Есть еще один случай. В декабре 2015 года я приехал в Киев. У меня там большое количество друзей и товарищей, которые всегда мне рады и ничто не повлияет на эти отношения. Я пришел потренироваться к ним, и без задней мысли одел кофту с надписью «Россия» на спине и российским флагом, которую мне подарил киевский приятель. Потренировались, я бил по макиваре, пацаны это сняли и выложили с подписью, мол, рады меня видеть. И все, через пару дней все правые газеты засверкали лозунгами о том, что приехал сепаратист и что он тут делает. Стали призывать принять меры в отношении меня, найти и наказать. Ладно, если бы я был один, так я был с супругой.

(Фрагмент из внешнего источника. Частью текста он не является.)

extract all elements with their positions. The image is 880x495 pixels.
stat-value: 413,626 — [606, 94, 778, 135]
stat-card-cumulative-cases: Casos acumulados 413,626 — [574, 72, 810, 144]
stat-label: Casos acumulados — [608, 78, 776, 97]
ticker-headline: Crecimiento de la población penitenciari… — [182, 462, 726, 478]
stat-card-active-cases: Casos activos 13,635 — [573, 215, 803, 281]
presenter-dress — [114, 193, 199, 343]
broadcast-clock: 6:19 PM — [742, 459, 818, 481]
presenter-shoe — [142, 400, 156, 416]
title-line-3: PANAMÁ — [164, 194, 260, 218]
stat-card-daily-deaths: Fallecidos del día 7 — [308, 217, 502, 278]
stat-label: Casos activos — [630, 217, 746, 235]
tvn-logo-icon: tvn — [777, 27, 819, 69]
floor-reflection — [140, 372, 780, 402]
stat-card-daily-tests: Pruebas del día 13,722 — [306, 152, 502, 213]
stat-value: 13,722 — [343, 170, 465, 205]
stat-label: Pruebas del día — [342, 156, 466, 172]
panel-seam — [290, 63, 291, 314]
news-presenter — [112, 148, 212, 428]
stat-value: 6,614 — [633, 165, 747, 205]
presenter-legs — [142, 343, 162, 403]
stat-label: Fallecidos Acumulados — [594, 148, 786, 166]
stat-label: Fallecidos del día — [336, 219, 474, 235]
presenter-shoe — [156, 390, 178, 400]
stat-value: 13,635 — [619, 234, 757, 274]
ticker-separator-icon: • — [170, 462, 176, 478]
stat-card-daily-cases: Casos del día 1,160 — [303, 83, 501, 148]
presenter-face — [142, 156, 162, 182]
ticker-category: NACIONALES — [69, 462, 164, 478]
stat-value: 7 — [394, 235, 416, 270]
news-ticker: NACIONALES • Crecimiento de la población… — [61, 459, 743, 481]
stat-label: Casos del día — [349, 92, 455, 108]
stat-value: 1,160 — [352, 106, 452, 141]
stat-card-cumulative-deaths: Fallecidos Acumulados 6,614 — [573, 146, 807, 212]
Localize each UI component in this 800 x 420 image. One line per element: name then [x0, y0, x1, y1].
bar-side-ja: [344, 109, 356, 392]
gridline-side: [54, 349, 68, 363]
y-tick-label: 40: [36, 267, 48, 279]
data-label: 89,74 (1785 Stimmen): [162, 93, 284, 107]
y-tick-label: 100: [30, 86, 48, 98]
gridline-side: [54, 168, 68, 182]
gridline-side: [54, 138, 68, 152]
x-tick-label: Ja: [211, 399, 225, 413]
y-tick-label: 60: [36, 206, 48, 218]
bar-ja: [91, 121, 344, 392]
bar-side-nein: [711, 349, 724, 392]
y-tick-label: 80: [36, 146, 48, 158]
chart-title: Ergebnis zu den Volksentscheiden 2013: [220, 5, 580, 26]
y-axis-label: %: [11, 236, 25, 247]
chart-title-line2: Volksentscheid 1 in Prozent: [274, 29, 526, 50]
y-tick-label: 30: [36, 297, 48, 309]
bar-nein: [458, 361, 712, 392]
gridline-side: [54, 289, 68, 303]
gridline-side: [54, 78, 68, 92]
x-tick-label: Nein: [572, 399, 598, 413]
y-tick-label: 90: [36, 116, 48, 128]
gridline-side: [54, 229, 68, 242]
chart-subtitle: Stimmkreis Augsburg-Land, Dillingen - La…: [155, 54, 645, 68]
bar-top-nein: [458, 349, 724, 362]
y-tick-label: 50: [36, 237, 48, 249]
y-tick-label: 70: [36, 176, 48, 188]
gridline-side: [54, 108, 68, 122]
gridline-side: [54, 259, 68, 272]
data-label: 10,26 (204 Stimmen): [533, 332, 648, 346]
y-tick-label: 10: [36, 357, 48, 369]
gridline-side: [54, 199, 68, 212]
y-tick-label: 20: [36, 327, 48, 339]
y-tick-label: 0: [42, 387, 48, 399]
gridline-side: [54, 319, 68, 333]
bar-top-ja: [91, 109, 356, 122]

Стал внимательнее относиться к тому, где я появляюсь, с кем вижусь и так далее.
Помню еще, пришел как-то в зал к ребятам, с которыми тренировался раньше, а народу было мало. Я предложил собраться и поспарринговаться, все согласились. А на следующий день они мне позвонили и сказали, что лучше мне в этот зал больше не приходить: звонили и узнавали про меня. Я сказал, что не вопрос, зачем мне создавать проблемы людям.
– Как считаешь, ситуация наладится?
– Непонятно. Пока была зима, все ждали весны, потепления, в надежде, что станет лучше. Сейчас весна, теперь опять что-то ждем. Успокаивает одно: надеюсь, что больше не произойдет того, что было. Звоню товарищам домой, спрашиваю, гремят ли еще? Говорят, что гремят, на передовой стабильно постреливают, но глубоко не запускают. Хочется верить, что с тех позиций они дальше не сдвинутся. Вторую такую волну народ вряд ли переживет.